Teoría de la paz democrática

El británico Robert Skidelsky, profesor emérito de Economía Política en Warwick, autor de una gran biografía de Keynes y analista de reputado prestigio, expulsado del Partido Conservador por su oposición a la intervención de la OTAN en Kosovo en 1999, ha rescatado en un artículo publicado en varios medios internacionales la llamada «teoría de la paz democrática» para aplicarla a la actual coyuntura bélica de Ucrania, un inesperado conflicto en el corazón de Europa.

Dicha teoría clásica —véase Pugh, Jeffrey (2005). Democratic Peace Theory: A Review and Evaluation. Center for Mediation, Peace and Resolution of Conflict (CEMPROC)— se puede enunciar así: las democracias no inician guerras; solo las dictaduras lo hacen. En consecuencia, si todo el mundo fuera democrático no habría guerras. Esta fue la esperanza que surgió en 1990, tras la caída del muro de Berlín, y que arrancó del deslumbrante artículo sobre el fin de la historia de Fukuyama en 1989.

La teoría de que las democracias son intrínsecamente pacíficas y las dictaduras son estructuralmente belicosas es atractiva, y posee notables asideros argumentales. Los estados democráticos tendrán tendencia a respetar los derechos humanos y se inclinarán por mantener la paz ya que esto es lo que quiere la ciudadanía, ante la que responden sus cuadros dirigentes. Además, las democracias están acostumbradas a resolver los problemas dialécticamente, mediante la discusión y la síntesis, por lo que tenderán a hacer lo mismo en el terreno internacional. En consecuencia, si el proselitismo democrático occidental, encabezado por los Estados Unidos y las demás grandes democracias parlamentarias, consigue que todas las dictaduras se conviertan en democracias, habremos llegado a un estado parecido a la paz perpetua de Kant, quien ya abordó esta cuestión a finales del siglo XVIII.

Este planteamiento es sugerente, pero Skidelsky desmonta los dos axiomas sobre los que se asienta.
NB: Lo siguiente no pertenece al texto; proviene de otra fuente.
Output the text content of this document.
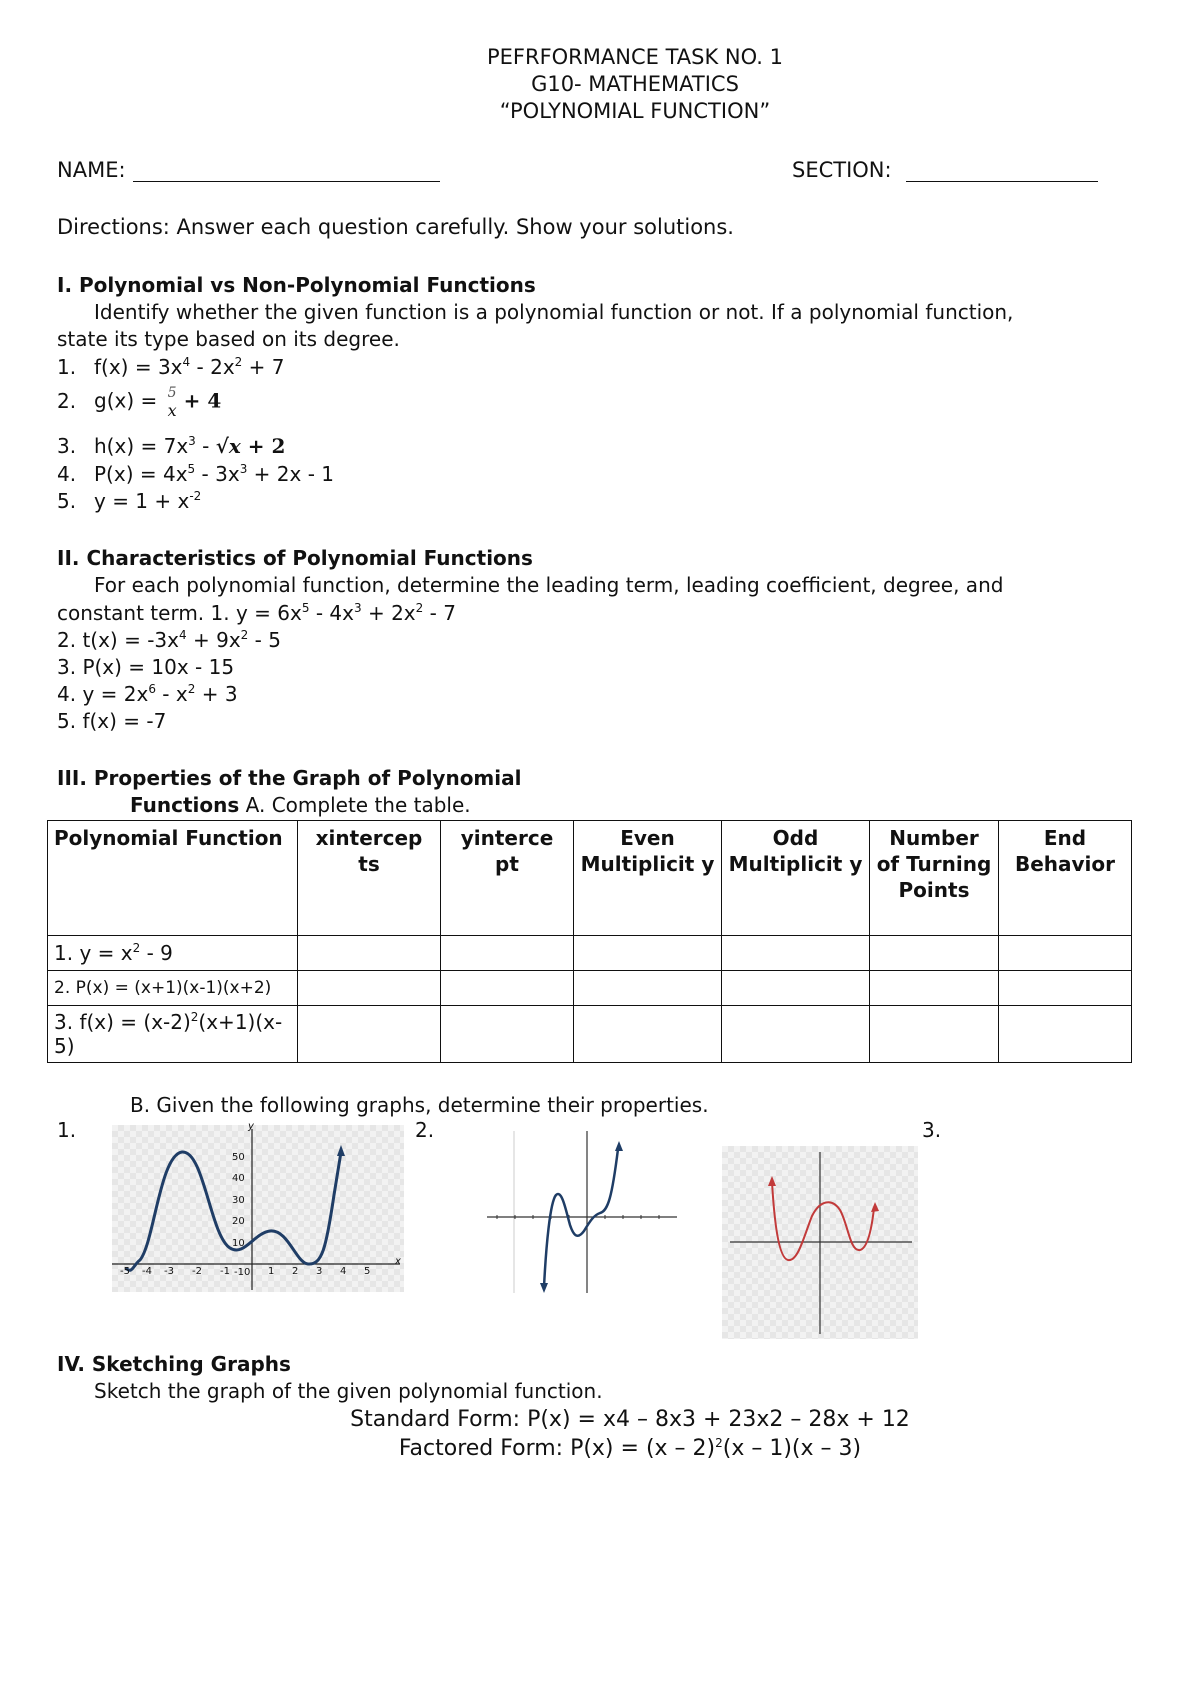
PEFRFORMANCE TASK NO. 1
G10- MATHEMATICS
“POLYNOMIAL FUNCTION”
NAME:	SECTION:
Directions: Answer each question carefully. Show your solutions.
I. Polynomial vs Non-Polynomial Functions
Identify whether the given function is a polynomial function or not. If a polynomial function,
state its type based on its degree.
1. $f(x) = 3x^4 - 2x^2 + 7$
2. g(x) = 5
x + 4
3. $h(x) = 7x^3 - √x + 2$
4. $P(x) = 4x^5 - 3x^3 + 2x - 1$
5. $y = 1 + x^{-2}$
II. Characteristics of Polynomial Functions
For each polynomial function, determine the leading term, leading coefficient, degree, and
constant term. 1. $y = 6x^5 - 4x^3 + 2x^2 - 7$
2. $t(x) = -3x^4 + 9x^2 - 5$
3. P(x) = 10x - 15
4. $y = 2x^6 - x^2 + 3$
5. f(x) = -7
III. Properties of the Graph of Polynomial
Functions A. Complete the table.
Polynomial Function	xintercep ts	yinterce pt	Even Multiplicit y	Odd Multiplicit y	Number of Turning Points	End Behavior
1. $y = x^2 - 9$						
2. P(x) = (x+1)(x-1)(x+2)						
3. $f(x) = (x-2)^2(x+1)(x-5)$						
B. Given the following graphs, determine their properties.
1.	2.	3.
y
x
50
40
30
20
10
-10
-5 -4 -3 -2 -1	1 2 3 4 5
IV. Sketching Graphs
Sketch the graph of the given polynomial function.
Standard Form: P(x) = x4 – 8x3 + 23x2 – 28x + 12
Factored Form: P(x) = (x – 2)$^2$(x – 1)(x – 3)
En primer lugar, la teoría de la paz perpetua se basa en la idea de que el comportamiento exterior de un Estado está determinado por su constitución interna, sin tener en cuenta que el sistema internacional puede afectar severamente a la política interna de un país. Y cita a Kenneth N. Waltz, quien sostiene y demuestra que la anarquía internacional condiciona el comportamiento de los estados más de lo que el comportamiento de los estados provoca la anarquía internacional.

El segundo axioma que fracasa es que la democracia es la forma natural del Estado, que los ciudadanos de cualquier lugar adoptarán espontáneamente si se pone fin a las obstrucciones que lo impiden. «Esta dudosa suposición —escribe Skidelsky— hace que el cambio de régimen parezca fácil, porque los poderes sancionadores pueden contar con el apoyo acogedor de aquellos cuya libertad ha sido reprimida y cuyos derechos han sido pisoteados».
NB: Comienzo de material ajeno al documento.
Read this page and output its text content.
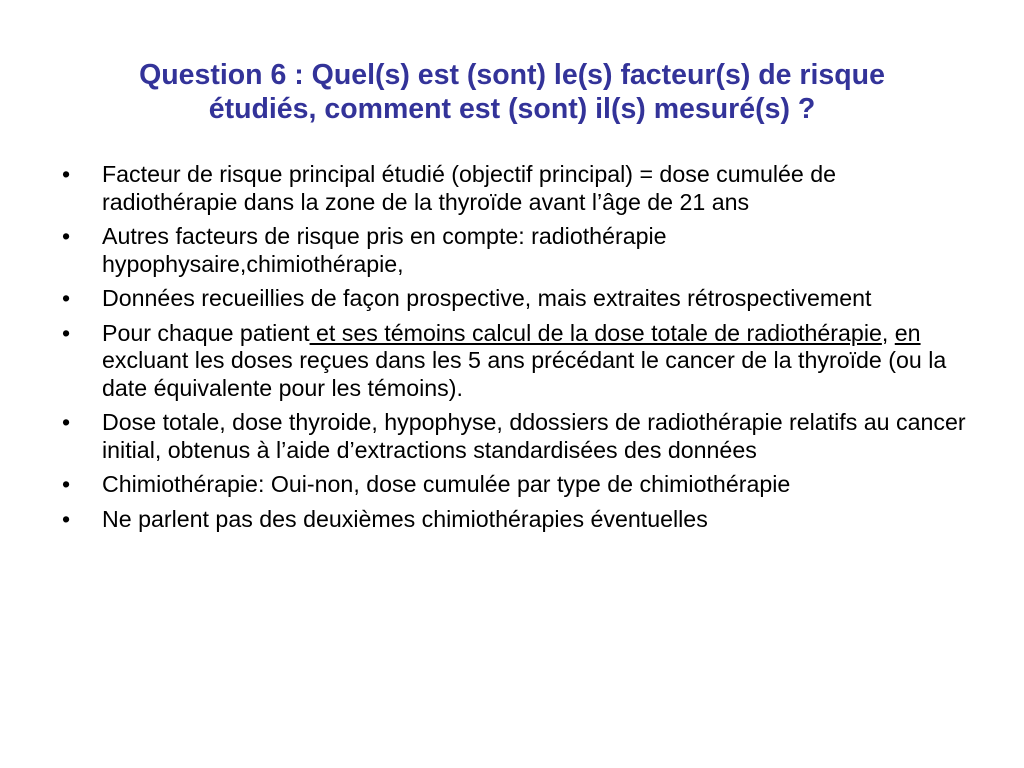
Question 6 : Quel(s) est (sont) le(s) facteur(s) de risque
étudiés, comment est (sont) il(s) mesuré(s) ?
• Facteur de risque principal étudié (objectif principal) = dose cumulée de radiothérapie dans la zone de la thyroïde avant l’âge de 21 ans
• Autres facteurs de risque pris en compte: radiothérapie hypophysaire,chimiothérapie,
• Données recueillies de façon prospective, mais extraites rétrospectivement
• Pour chaque patient et ses témoins calcul de la dose totale de radiothérapie, en excluant les doses reçues dans les 5 ans précédant le cancer de la thyroïde (ou la date équivalente pour les témoins).
• Dose totale, dose thyroide, hypophyse, ddossiers de radiothérapie relatifs au cancer initial, obtenus à l’aide d’extractions standardisées des données
• Chimiothérapie: Oui-non, dose cumulée par type de chimiothérapie
• Ne parlent pas des deuxièmes chimiothérapies éventuelles
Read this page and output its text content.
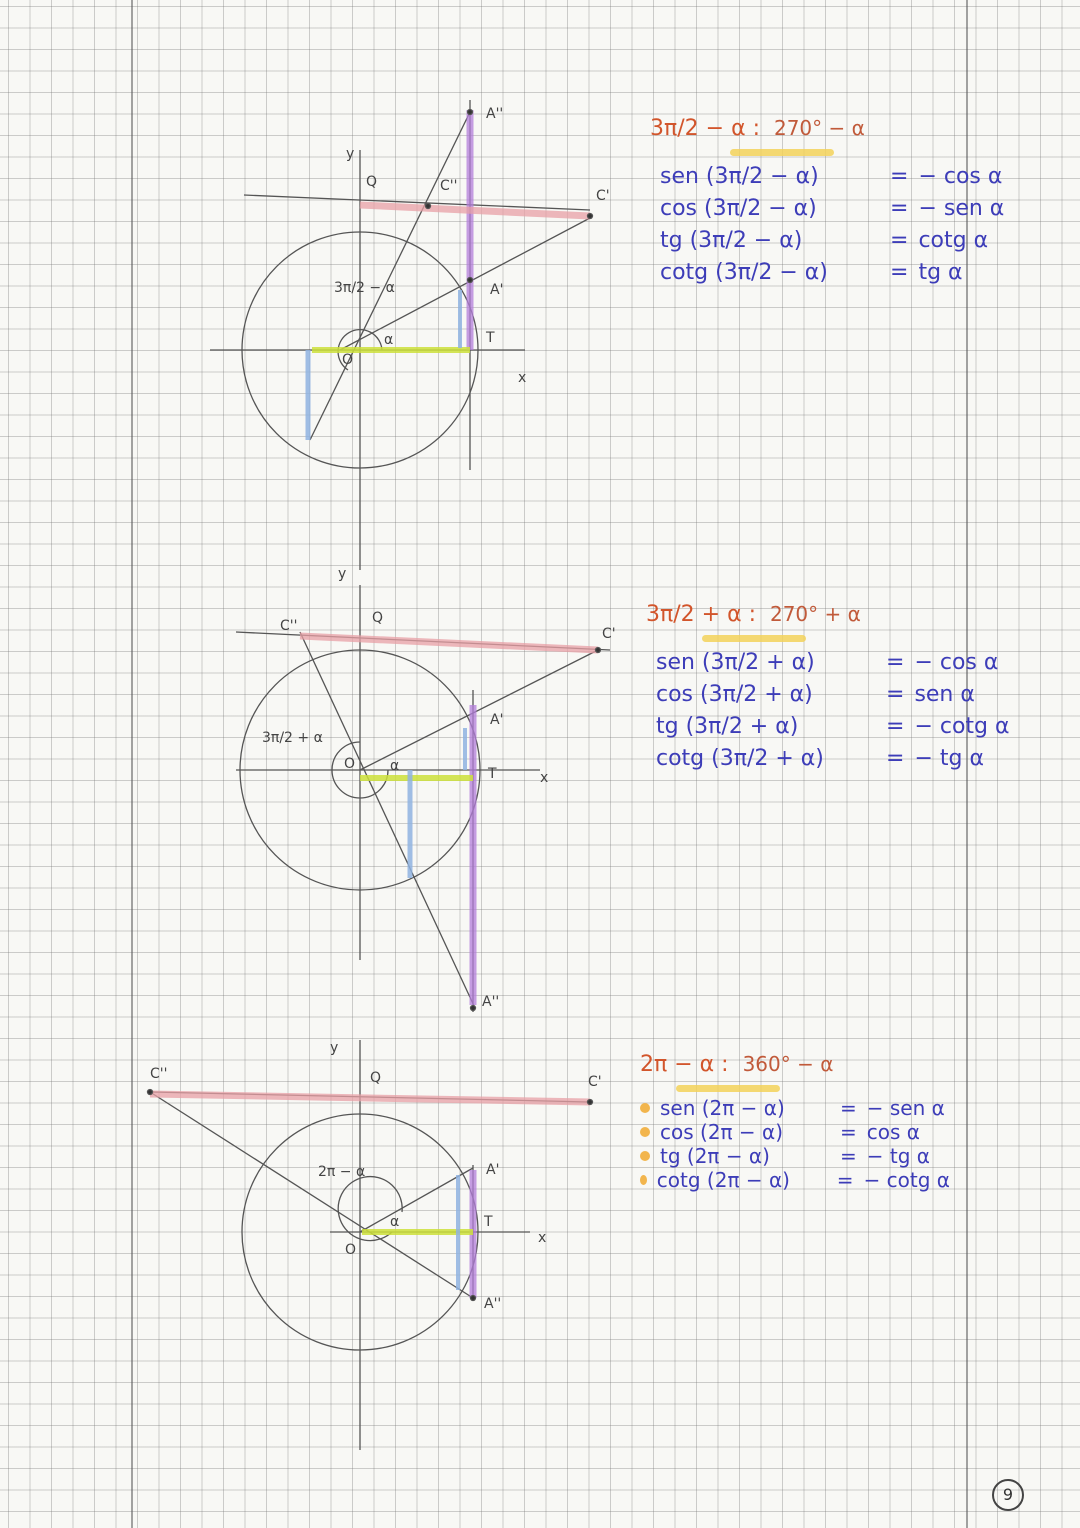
y
x
O
Q
T
A''
A'
C'
C''
α
3π/2 − α
y
x
O
Q
T
A'
A''
C'
C''
α
3π/2 + α
y
x
O
Q
T
A'
A''
C'
C''
α
2π − α
3π/2 − α : 270° − α
sen (3π/2 − α)	= − cos α
cos (3π/2 − α)	= − sen α
tg (3π/2 − α)	= cotg α
cotg (3π/2 − α)	= tg α
3π/2 + α : 270° + α
sen (3π/2 + α)	= − cos α
cos (3π/2 + α)	= sen α
tg (3π/2 + α)	= − cotg α
cotg (3π/2 + α)	= − tg α
2π − α : 360° − α
sen (2π − α)	= − sen α
cos (2π − α)	= cos α
tg (2π − α)	= − tg α
cotg (2π − α)	= − cotg α
9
Sin embargo, la experiencia demuestra la tremenda dificultad de instalar un régimen democrático allá donde no existen «tradiciones constitucionales occidentales». Los ejemplos son abundantes: están Siria, Libia, Afganistán, numerosos países africanos surgidos de la descolonización, etc. La propia Rusia es un ejemplo manifiesto de democracia fallida, en que un régimen claramente autoritario como es el de Putin no suscita el rechazo masivo de la ciudadanía, sino que esta vive masivamente aletargada, probablemente víctima de una socialización durante siglos en un magma de conceptos inaceptables para un corpus ideológico occidental.
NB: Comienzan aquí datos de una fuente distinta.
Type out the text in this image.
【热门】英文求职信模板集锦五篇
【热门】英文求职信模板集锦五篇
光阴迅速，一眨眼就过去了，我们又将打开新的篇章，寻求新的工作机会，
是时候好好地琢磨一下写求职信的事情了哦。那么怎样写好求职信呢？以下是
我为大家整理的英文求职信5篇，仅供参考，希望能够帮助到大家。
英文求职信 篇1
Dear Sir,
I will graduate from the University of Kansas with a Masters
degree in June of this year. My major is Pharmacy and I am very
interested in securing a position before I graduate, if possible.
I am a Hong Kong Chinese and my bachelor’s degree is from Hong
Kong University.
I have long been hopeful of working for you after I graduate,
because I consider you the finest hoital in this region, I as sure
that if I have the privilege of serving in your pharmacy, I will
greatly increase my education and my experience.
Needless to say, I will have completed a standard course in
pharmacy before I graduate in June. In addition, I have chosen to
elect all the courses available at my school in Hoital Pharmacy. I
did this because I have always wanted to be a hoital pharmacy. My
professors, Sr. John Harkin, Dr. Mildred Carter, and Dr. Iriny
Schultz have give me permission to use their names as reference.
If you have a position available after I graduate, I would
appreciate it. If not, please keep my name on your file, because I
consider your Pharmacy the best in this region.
En definitiva, por ahora el «fin de la historia» basado en la expansión automática de la democracia a todo el orbe no es más que una remota utopía ya que en muchos ámbitos no existe una verdadera demanda de pluralismo parlamentario tal como lo entendemos en nuestras democracias.

Tendremos en fin que acostumbrarnos a la coexistencia entre nuestro modelo y otro diferente, hasta cierto punto antitético, formado por las dictaduras rusa y china y por los estados y facciones iliberales que están tomando cuerpo en nuestro propio ámbito de libertades, que se han apoderado ya de algunos países de la UE y que amenazan cada vez más la estabilidad de democracias como la francesa, la italiana o la española. Ojalá que el «fin de la historia» no sea en realidad el triunfo de estas autocracias, con el beneplácito de grupos cada vez mayores de desertores del venerable e insustituible pluralismo parlamentario.